Who else would rebound the Nets' final miss, Joe Johnson's harmless 3-pointer than Mohammed?

That's the epitome of these Bulls and this victory: Never get down. Always stay ready. And in the classic words of coach Tom Thibodeau, do your job.

"The game wasn't going our way and our guys just kept battling," Thibodeau said. "That's something they've done all year. Our team showed a lot of toughness."

Few come tougher than the 5-foot-9, 180-pound former football player that is Robinson. His fourth-quarter spree, which featured several shots with a high degree of difficult, exhausted the adjective supply in the postgame locker room. And it came after Robinson was leveled by a Gerald Wallace screen in the backcourt that flattened him and rattled his senses.

"He might be the best under-6-foot player ever," Noah said.

The Nets would have led by 16 with 3:16 left in regulation if former Bull C.J. Watson had not missed an all-alone breakaway dunk.

"When he missed that, we went off to the races," Gibson said.

Indeed, Robinson got hot, the Bulls' defense tightened and Noah tipped Luol Deng's miss with 23.9 seconds left in regulation to tie it before Butler's critical block.

In the first overtime, Robinson banked home a ridiculously difficult 23-foot runner over Williams with one foot on the 3-point line with 2 seconds remaining. But Johnson dropped home an 8-footer - his second clutch shot in the final 12 seconds - and more free basketball followed.

In the second overtime, Johnson's three-point play and Lopez splitting two free throws with 48.7 seconds left erased the Bulls' four-point lead.

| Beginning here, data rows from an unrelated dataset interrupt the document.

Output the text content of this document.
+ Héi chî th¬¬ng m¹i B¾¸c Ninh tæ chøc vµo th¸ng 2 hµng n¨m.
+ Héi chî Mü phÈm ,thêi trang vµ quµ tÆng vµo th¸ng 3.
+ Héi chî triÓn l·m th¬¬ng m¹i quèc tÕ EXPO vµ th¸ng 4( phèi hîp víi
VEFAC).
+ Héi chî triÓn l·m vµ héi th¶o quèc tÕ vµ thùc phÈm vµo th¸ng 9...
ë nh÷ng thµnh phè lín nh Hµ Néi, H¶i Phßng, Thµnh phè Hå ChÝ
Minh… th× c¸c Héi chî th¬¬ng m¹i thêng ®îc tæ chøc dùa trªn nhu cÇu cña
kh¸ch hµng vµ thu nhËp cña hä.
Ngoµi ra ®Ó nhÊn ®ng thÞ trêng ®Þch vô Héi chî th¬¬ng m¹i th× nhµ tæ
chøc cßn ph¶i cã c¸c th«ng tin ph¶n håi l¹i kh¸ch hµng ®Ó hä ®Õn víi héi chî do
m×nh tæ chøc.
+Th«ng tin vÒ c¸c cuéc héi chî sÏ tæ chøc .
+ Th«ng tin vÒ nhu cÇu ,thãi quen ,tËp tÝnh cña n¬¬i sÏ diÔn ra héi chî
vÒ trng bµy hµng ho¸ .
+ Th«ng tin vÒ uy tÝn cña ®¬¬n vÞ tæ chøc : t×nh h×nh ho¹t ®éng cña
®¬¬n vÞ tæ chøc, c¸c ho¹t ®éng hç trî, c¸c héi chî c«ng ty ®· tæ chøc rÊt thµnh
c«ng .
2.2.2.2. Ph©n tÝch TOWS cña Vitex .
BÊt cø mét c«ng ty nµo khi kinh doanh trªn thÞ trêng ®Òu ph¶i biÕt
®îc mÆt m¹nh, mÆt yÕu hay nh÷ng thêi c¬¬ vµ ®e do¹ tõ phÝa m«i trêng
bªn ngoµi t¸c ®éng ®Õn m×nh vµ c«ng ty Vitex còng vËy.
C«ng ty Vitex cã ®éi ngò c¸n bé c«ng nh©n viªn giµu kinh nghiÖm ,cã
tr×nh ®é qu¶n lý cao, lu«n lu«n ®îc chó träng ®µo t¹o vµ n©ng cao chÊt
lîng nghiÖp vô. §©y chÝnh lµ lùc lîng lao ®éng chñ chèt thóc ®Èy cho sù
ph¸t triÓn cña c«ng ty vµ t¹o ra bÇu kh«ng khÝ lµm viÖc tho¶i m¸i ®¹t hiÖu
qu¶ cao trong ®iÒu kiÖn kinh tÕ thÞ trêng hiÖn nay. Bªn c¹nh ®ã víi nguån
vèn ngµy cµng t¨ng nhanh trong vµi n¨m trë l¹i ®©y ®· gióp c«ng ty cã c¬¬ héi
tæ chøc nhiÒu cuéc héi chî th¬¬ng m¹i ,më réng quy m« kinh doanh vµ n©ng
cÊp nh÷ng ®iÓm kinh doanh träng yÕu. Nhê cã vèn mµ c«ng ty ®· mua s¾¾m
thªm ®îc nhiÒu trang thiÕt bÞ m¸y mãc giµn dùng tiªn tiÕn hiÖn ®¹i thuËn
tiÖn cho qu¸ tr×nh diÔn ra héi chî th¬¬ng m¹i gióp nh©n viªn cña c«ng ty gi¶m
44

Robinson fouled out, Deng and Johnson traded misses and then Lopez blocked Noah on a broken play with 1.9 seconds left.

Finally, the Bulls broke free in the third extra period. Noah sank a jumper before fouling out. Butler overpowered Williams for an offensive rebound and layup. Gibson swished a baseline jumper for a five-point lead. Mohammed delivered his late-game contributions.

When it ended, the crowd didn't want the party to stop. They stood and serenaded the glory and the grit.

"I'm just a fierce competitor," Robinson said. "I hate to lose and love to win."

He's surrounded by teammates, coaches and executives who are the same way.